All this, of course, has come at a huge cost, both materially and human, the rights and wrongs of which have been exhaustively discussed. The whole thing, a World Cup in the middle of a desert, has been a remarkable feat of planning and engineering, but I cannot help but feel it is an enormous white elephant. What on earth is going to happen to those spanking new stadiums once the carnival has moved on? How will the Qataris ever fill them again? To what possible use can they subsequently be put?

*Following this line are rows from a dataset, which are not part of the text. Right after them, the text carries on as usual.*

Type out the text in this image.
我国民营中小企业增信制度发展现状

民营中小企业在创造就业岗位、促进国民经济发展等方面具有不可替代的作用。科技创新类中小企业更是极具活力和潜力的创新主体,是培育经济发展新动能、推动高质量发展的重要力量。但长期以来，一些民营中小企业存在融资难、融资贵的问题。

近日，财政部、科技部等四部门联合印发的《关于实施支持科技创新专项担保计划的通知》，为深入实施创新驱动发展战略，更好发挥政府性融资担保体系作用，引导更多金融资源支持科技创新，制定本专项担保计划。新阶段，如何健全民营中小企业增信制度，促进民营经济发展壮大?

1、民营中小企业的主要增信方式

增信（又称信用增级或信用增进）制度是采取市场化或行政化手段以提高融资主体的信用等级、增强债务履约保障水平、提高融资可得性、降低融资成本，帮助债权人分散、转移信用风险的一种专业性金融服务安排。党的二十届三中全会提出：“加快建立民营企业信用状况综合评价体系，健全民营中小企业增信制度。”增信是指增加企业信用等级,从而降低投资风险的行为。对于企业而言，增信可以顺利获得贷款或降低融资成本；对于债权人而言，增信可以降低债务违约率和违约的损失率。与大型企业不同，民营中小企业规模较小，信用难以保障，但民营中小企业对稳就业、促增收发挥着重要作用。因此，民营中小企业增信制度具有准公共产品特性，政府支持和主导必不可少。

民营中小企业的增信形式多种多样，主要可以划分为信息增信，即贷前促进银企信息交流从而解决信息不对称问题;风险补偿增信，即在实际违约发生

On a recent visit to South Africa, I took a detour – unintended, I have to admit – around Green Point in Cape Town. I found myself uneasily nosing my way around the perimeter of the stadium that had been built for the World Cup of 2010. The whole place was visibly crumbling, weeds were sprouting up through the concrete of the car parks, graffiti defaced the walls, gates were padlocked, doors and windows were boarded up, waifs and strays and the sad detritus of a drug-ridden underclass were skulking in makeshift tents and shelters. The whole scene was dismal and desolate. Such is the inheritance of a ruinously expensive project that the country could not afford. Vast stadiums were built in cities that simply didn’t need them, many of which have fallen into disrepair. The World Cup of 2010 was an appalling exercise in hubris, by Sepp Blatter, by FIFA and by the ANC government in South Africa, leaving no tangible legacy beyond a phalanx of costly and mostly useless stadiums.

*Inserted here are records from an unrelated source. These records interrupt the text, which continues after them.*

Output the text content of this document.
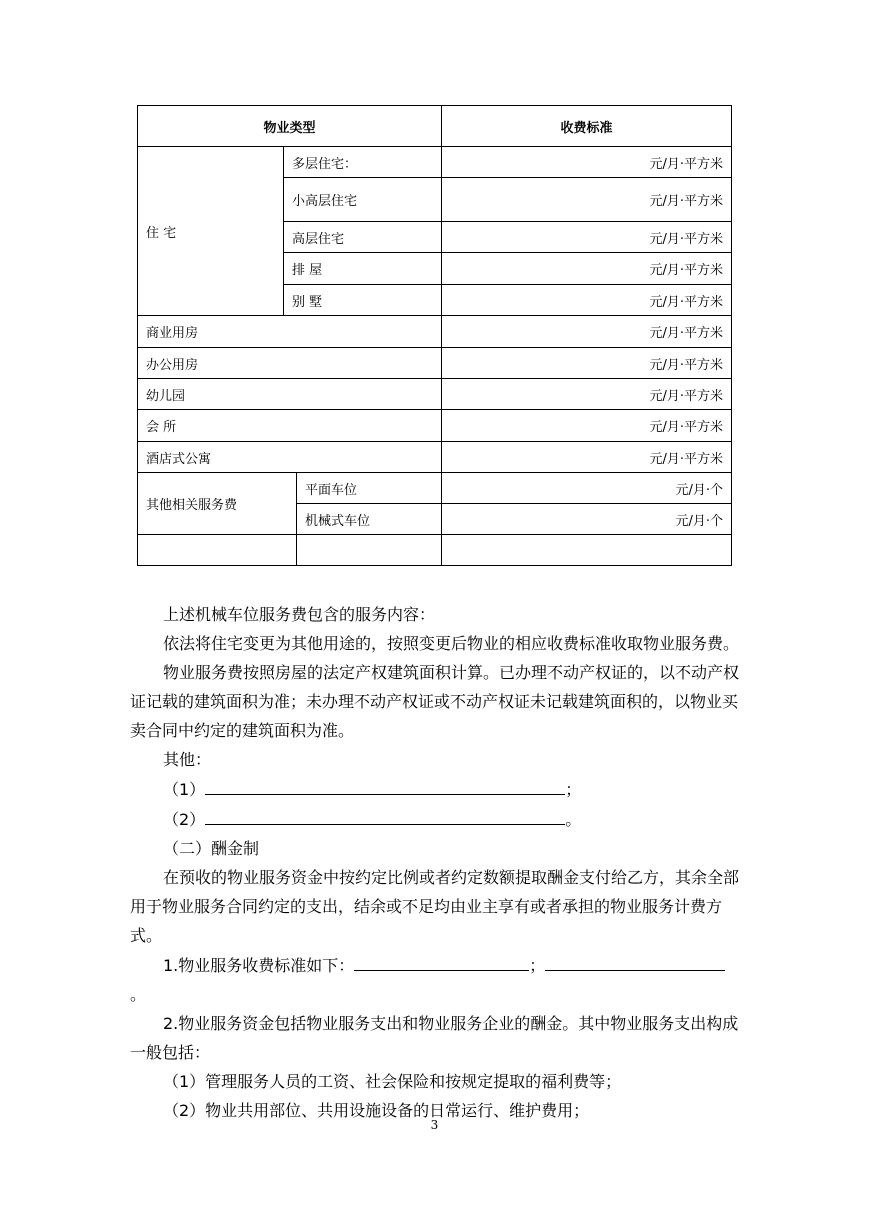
物业类型			收费标准
住 宅	多层住宅：		元/月·平方米
	小高层住宅		元/月·平方米
	高层住宅		元/月·平方米
	排 屋		元/月·平方米
	别 墅		元/月·平方米
商业用房			元/月·平方米
办公用房			元/月·平方米
幼儿园			元/月·平方米
会 所			元/月·平方米
酒店式公寓			元/月·平方米
其他相关服务费		平面车位	元/月·个
		机械式车位	元/月·个

上述机械车位服务费包含的服务内容：

依法将住宅变更为其他用途的，按照变更后物业的相应收费标准收取物业服务费。

物业服务费按照房屋的法定产权建筑面积计算。已办理不动产权证的，以不动产权证记载的建筑面积为准；未办理不动产权证或不动产权证未记载建筑面积的，以物业买卖合同中约定的建筑面积为准。

其他：

（1）	；

（2）	。

（二）酬金制

在预收的物业服务资金中按约定比例或者约定数额提取酬金支付给乙方，其余全部用于物业服务合同约定的支出，结余或不足均由业主享有或者承担的物业服务计费方式。

1.物业服务收费标准如下：	；。

2.物业服务资金包括物业服务支出和物业服务企业的酬金。其中物业服务支出构成一般包括：

（1）管理服务人员的工资、社会保险和按规定提取的福利费等；

（2）物业共用部位、共用设施设备的日常运行、维护费用；

3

As I watched the skyscrapers and the vast amphitheatres slowly grow in the desert of Qatar, the sonnet Ozymandias, by Percy Bysshe Shelley (what fun my class had with his middle name when we discussed the poem) came into my mind. The persona begins thus:
“I met a traveller from an antique land
Who said, ‘Two vast and trunkless legs of stone
Stand in the desert. Near them on the ground
Half shrunk, a shattered visage lies….’”
This ruin was once an awe-inspiring statue of an ancient potentate, the pharaoh Rameses II.
“And on the pedestal, these words appear,
‘My name is Ozymandias, king of kings,
Look on my works, ye Mighty, and despair!’

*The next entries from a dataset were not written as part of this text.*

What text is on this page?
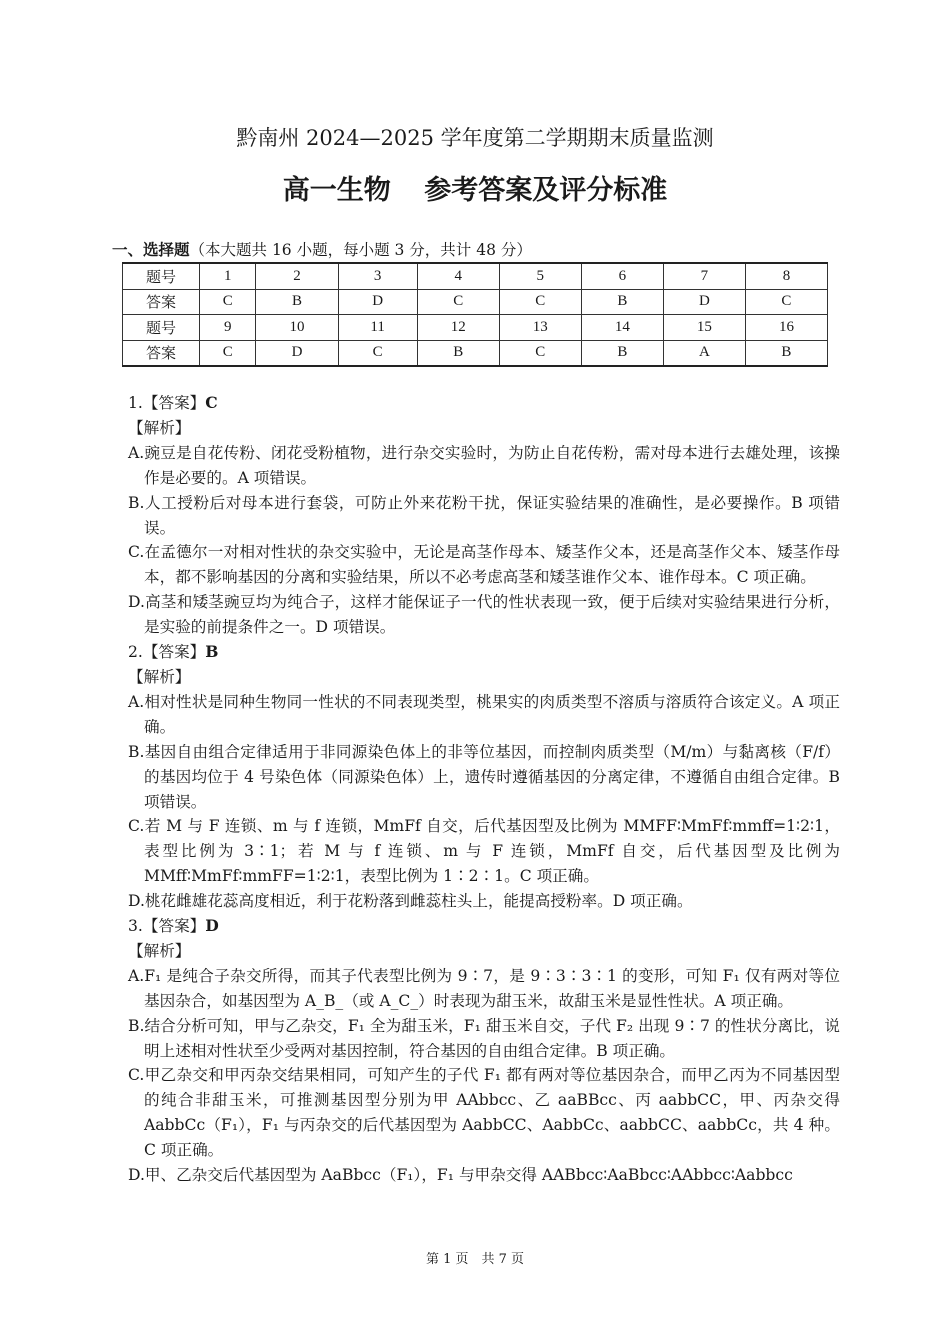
黔南州 2024—2025 学年度第二学期期末质量监测
高一生物 参考答案及评分标准
一、选择题（本大题共 16 小题，每小题 3 分，共计 48 分）
题号	1	2	3	4	5	6	7	8
答案	C	B	D	C	C	B	D	C
题号	9	10	11	12	13	14	15	16
答案	C	D	C	B	C	B	A	B
1.【答案】C
【解析】

A.豌豆是自花传粉、闭花受粉植物，进行杂交实验时，为防止自花传粉，需对母本进行去雄处理，该操作是必要的。A 项错误。

B.人工授粉后对母本进行套袋，可防止外来花粉干扰，保证实验结果的准确性，是必要操作。B 项错误。

C.在孟德尔一对相对性状的杂交实验中，无论是高茎作母本、矮茎作父本，还是高茎作父本、矮茎作母本，都不影响基因的分离和实验结果，所以不必考虑高茎和矮茎谁作父本、谁作母本。C 项正确。

D.高茎和矮茎豌豆均为纯合子，这样才能保证子一代的性状表现一致，便于后续对实验结果进行分析，是实验的前提条件之一。D 项错误。

2.【答案】B
【解析】

A.相对性状是同种生物同一性状的不同表现类型，桃果实的肉质类型不溶质与溶质符合该定义。A 项正确。

B.基因自由组合定律适用于非同源染色体上的非等位基因，而控制肉质类型（M/m）与黏离核（F/f）的基因均位于 4 号染色体（同源染色体）上，遗传时遵循基因的分离定律，不遵循自由组合定律。B 项错误。

C.若 M 与 F 连锁、m 与 f 连锁，MmFf 自交，后代基因型及比例为 MMFF∶MmFf∶mmff=1∶2∶1，表型比例为 3∶1；若 M 与 f 连锁、m 与 F 连锁，MmFf 自交，后代基因型及比例为 MMff∶MmFf∶mmFF=1∶2∶1，表型比例为 1∶2∶1。C 项正确。

D.桃花雌雄花蕊高度相近，利于花粉落到雌蕊柱头上，能提高授粉率。D 项正确。

3.【答案】D
【解析】

A.F₁ 是纯合子杂交所得，而其子代表型比例为 9∶7，是 9∶3∶3∶1 的变形，可知 F₁ 仅有两对等位基因杂合，如基因型为 A_B_（或 A_C_）时表现为甜玉米，故甜玉米是显性性状。A 项正确。

B.结合分析可知，甲与乙杂交，F₁ 全为甜玉米，F₁ 甜玉米自交，子代 F₂ 出现 9∶7 的性状分离比，说明上述相对性状至少受两对基因控制，符合基因的自由组合定律。B 项正确。

C.甲乙杂交和甲丙杂交结果相同，可知产生的子代 F₁ 都有两对等位基因杂合，而甲乙丙为不同基因型的纯合非甜玉米，可推测基因型分别为甲 AAbbcc、乙 aaBBcc、丙 aabbCC，甲、丙杂交得 AabbCc（F₁），F₁ 与丙杂交的后代基因型为 AabbCC、AabbCc、aabbCC、aabbCc，共 4 种。C 项正确。

D.甲、乙杂交后代基因型为 AaBbcc（F₁），F₁ 与甲杂交得 AABbcc∶AaBbcc∶AAbbcc∶Aabbcc

第 1 页　共 7 页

Nothing besides remains. Round the decay
Of that colossal wreck, boundless and bare,
The lone and level sands stretch far away.”
I wonder whether at some time in the distant future a traveller might come across these decaying wrecks in the desert that were once football stadiums and consider the folly of Man and his overweening vanity. For that is what the Qatar World Cup really is, an ostentatious monument to greed and egotism, built on shifting sand.